NH Fish and Game to lead regional high-tech wildlife tracking effort

Federal grant to help establish New England nanotag receiving stations to track birds, bats and insects
Monarch Butterfly With Motus Transmitter By Grace Pitman

Monarch Butterfly with Motus transmitter (Courtesy photo by Grace Pitman)

A nearly $1 million grant from the U.S. Fish and Wildlife Service has been awarded to a New England research partnership to dramatically expand a new migration tracking system across New England. The New Hampshire Fish and Game Department is the lead agency for this collaborative project.
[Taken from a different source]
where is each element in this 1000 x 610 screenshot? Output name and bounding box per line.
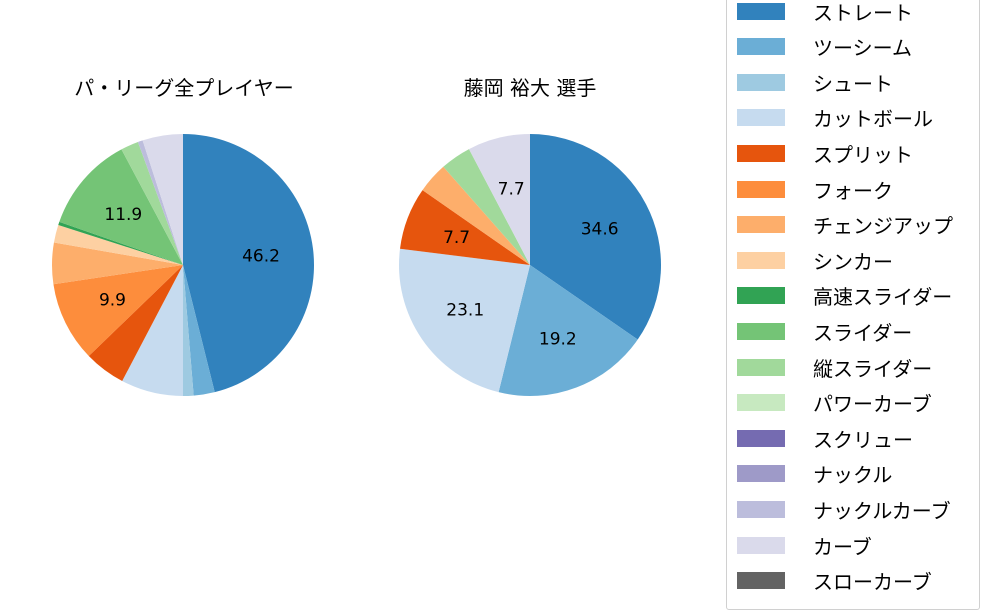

The three-year, $998,000 Competitive State Wildlife Grant will be matched by $355,500 in private funds. It will enable project partners to establish 50 automated telemetry receiving stations in New Hampshire, Connecticut, Maine, Massachusetts, Rhode Island and Vermont.

The receivers can track movements of birds, bats and large insects tagged with radio transmitters called nanotags. The receiver array will be part of the Motus Wildlife Tracking System (motus.org), established in 2013 by Bird Studies Canada. The Motus network currently includes nearly 900 receiving stations around the world.

Together, the combination of highly miniaturized transmitters – some weighing just 1/200th of an ounce – and the global receiver array enables scientists to track migrants previously too small and delicate to tag with traditional transmitters. The technology is seen as revolutionizing migration research by documenting the travels of individual birds, such as a gray-cheeked thrush that was tracked on a 46-hour, 2,200-mile nonstop flight from Colombia to Ontario.

In addition, the grant targets several species of greatest conservation need in New England.

For example, New Hampshire Audubon biologists will use the smallest nanotags to track fall movements of monarch butterflies, which have suffered large population declines. The tracking information will help to identify target areas for habitat improvement, such as planting fall-blooming nectar sources to support migrating monarchs.

While the grant focuses on a few target species, the receiver network has broader implications. Any nanotagged animal that flies within nine or 10 miles of any of the receivers will be automatically documented. In 2109, for instance, a receiving station installed in Dixville, NH, to monitor rusty blackbird activity detected several shorebirds migrating from Churchill, Manitoba, and James Bay, Ontario, to the Atlantic coast.

Also involved in the partnership are the Maine Department of Inland Fisheries and Wildlife, the Massachusetts Division of Fisheries & Wildlife, and the Pennsylvania Game Commission. Non-governmental partners include New Hampshire Audubon, Maine Audubon, Massachusetts Audubon, Carnegie Museum of Natural History’s Powdermill Nature Reserve, and Willistown (Pa.) Conservation Trust.